Aktuelles Erscheinungsbild

Zwischen dem Kirchenvorplatz und der angrenzenden Klapperstraße verhindert ein Kirchenparkplatz eine klare städtebauliche Verbindung zum Ort. Ein nachträglich angelegtes Hochbeet markiert zusätzlich diese Trennlinie. An den Seiten wird der Platz eingefasst durch Gemeindebauten, die teilweise vor und teilweise nach der Errichtung der Sattelkirche entstanden, und in ihrer Gestaltung keinen Bezug zur Kirche nehmen. Im Süden schließen Wiesen an den Bau. Zwar sollten Kirchen eine städtebauliche Einbindung inmitten der Gemeinde finden, darin jedoch »den Kirchenbezirk zu einer Oase in der städtischen Welt« werden lassen, so Lehmbrocks Erläuterung von 1966.

Rückblickend hat der Bau kaum städtebauliche Impulse im Stadtteil gesetzt. Er ist einer der wenigen, wenn auch nicht-öffentlichen Orte im Stadtteil, an denen Menschen sich treffen können und an dem darüber hinaus ein solch ästhetisches Raumerlebnis möglich ist.

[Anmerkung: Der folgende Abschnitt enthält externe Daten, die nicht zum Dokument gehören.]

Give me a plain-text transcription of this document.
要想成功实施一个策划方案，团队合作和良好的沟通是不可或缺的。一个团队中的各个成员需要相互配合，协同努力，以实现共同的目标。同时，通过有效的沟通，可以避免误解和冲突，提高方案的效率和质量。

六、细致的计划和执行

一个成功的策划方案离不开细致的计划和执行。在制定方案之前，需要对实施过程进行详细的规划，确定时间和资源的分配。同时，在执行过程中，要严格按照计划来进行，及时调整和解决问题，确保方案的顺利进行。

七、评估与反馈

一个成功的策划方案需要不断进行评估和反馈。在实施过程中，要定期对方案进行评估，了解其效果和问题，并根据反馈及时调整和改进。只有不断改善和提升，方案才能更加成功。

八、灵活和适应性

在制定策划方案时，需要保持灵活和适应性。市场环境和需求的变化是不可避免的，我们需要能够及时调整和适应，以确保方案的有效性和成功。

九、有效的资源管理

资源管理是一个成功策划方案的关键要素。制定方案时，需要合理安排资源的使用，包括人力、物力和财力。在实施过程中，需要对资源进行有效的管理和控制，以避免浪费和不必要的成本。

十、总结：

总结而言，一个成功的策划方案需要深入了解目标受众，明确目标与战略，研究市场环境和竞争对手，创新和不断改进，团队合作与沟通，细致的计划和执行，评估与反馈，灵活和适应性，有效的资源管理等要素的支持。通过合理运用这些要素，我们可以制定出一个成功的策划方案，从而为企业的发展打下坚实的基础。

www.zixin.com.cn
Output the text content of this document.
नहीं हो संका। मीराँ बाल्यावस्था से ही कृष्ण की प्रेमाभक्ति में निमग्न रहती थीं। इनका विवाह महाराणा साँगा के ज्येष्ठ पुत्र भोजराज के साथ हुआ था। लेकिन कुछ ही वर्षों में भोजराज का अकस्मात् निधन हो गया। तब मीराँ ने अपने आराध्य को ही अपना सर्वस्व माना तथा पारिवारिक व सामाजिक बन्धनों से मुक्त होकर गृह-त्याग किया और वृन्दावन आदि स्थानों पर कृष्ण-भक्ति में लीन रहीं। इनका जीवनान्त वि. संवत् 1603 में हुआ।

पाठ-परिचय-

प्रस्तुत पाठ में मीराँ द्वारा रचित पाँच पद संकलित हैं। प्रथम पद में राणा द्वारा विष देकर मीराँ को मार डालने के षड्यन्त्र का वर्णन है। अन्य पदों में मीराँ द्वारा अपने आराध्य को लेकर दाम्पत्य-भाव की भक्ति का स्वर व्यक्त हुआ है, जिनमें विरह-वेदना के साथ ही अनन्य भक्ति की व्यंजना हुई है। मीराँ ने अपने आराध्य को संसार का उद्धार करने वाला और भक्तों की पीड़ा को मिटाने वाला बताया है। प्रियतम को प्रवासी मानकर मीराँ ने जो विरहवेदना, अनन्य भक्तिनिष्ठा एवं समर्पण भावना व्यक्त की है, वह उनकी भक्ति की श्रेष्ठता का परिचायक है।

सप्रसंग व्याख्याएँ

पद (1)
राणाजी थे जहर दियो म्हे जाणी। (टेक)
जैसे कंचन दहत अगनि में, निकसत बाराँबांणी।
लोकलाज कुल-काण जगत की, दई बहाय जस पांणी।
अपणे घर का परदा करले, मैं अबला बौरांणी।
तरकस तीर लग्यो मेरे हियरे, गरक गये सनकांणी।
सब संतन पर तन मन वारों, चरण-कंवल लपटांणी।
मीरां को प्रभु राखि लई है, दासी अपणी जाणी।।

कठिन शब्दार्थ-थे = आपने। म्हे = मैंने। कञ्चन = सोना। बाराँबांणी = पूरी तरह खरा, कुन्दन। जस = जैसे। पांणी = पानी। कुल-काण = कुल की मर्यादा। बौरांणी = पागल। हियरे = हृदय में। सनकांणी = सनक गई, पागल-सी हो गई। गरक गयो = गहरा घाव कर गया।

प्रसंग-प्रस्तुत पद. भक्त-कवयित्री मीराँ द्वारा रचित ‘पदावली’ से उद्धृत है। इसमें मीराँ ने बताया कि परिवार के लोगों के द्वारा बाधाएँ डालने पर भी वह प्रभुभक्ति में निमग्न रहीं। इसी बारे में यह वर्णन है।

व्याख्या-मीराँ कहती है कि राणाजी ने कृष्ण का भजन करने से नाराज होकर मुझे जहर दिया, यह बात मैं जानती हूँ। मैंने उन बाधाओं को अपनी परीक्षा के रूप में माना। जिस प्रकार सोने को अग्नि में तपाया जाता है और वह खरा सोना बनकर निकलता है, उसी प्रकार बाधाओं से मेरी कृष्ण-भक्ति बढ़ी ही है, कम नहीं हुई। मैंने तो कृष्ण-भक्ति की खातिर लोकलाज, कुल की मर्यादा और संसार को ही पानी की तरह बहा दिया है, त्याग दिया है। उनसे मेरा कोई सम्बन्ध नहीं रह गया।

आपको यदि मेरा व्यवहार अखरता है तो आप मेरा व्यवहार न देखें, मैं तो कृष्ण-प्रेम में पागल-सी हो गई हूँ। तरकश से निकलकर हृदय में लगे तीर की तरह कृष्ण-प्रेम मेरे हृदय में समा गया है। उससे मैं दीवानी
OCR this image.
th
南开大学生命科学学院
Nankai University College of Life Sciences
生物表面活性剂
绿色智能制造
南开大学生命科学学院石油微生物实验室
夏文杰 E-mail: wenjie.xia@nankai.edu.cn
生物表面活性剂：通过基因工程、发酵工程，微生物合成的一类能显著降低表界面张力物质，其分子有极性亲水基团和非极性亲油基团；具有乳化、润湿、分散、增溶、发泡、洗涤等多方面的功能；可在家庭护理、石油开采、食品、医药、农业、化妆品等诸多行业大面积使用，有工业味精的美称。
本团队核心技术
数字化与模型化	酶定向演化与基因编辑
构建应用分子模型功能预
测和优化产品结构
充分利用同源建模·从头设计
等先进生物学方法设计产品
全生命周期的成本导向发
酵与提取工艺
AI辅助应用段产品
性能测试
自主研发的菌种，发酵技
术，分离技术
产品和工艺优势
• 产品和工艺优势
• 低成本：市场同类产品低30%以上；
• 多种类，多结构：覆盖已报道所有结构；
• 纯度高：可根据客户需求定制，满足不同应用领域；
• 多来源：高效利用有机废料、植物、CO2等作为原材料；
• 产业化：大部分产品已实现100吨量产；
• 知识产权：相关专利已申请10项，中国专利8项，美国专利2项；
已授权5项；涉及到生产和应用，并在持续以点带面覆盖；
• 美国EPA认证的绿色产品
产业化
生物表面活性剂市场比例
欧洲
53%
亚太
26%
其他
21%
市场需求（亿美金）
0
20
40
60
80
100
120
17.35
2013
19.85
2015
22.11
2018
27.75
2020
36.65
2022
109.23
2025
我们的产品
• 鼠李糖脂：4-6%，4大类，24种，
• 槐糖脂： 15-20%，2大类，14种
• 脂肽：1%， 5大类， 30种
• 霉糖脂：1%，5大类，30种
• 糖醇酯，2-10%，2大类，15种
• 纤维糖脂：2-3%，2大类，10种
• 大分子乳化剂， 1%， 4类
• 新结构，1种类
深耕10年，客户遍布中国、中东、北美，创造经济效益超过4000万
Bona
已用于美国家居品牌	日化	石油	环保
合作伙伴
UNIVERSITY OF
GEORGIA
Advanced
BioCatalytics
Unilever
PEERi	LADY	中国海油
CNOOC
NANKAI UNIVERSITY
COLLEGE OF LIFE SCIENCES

Die Zukunft des Kirchengebäudes

Unter anderem durch den engagierten Einsatz der Gemeinde soll das Kirchengebäude St. Suitbert trotz der aktuell schwierigen Finanzlage des Bistums Essen langfristig durch eine multifunktionale Nutzung unter anderem im kulturellen Bereich erhalten bleiben (#Kulturkirche Liebfrauen). Gerade eine solche Öffnung könnte, trotz des harten Verlustes für die Gemeinde, auch eine Chance für den Stadtteil sein, dessen Zeche Heinrich bereits 1968, zwei Jahre nach der Weihe St. Suitberts, schloss. Das Fördergerüst ist heute Teil der Route der Industriekultur, einem Projekt des Regionalverbandes Ruhr. »Als Zeitdokument der 1960er Jahre […] zur Erforschung und Dokumentation der Siedlungs-, Kirchen- und Architekturgeschichte« wurde St. Suitbert, ein Kleinod der Ingenieurbaukunst auf der Ruhrhalbinsel, 2019 in die Denkmalliste der Stadt Essen aufgenommen.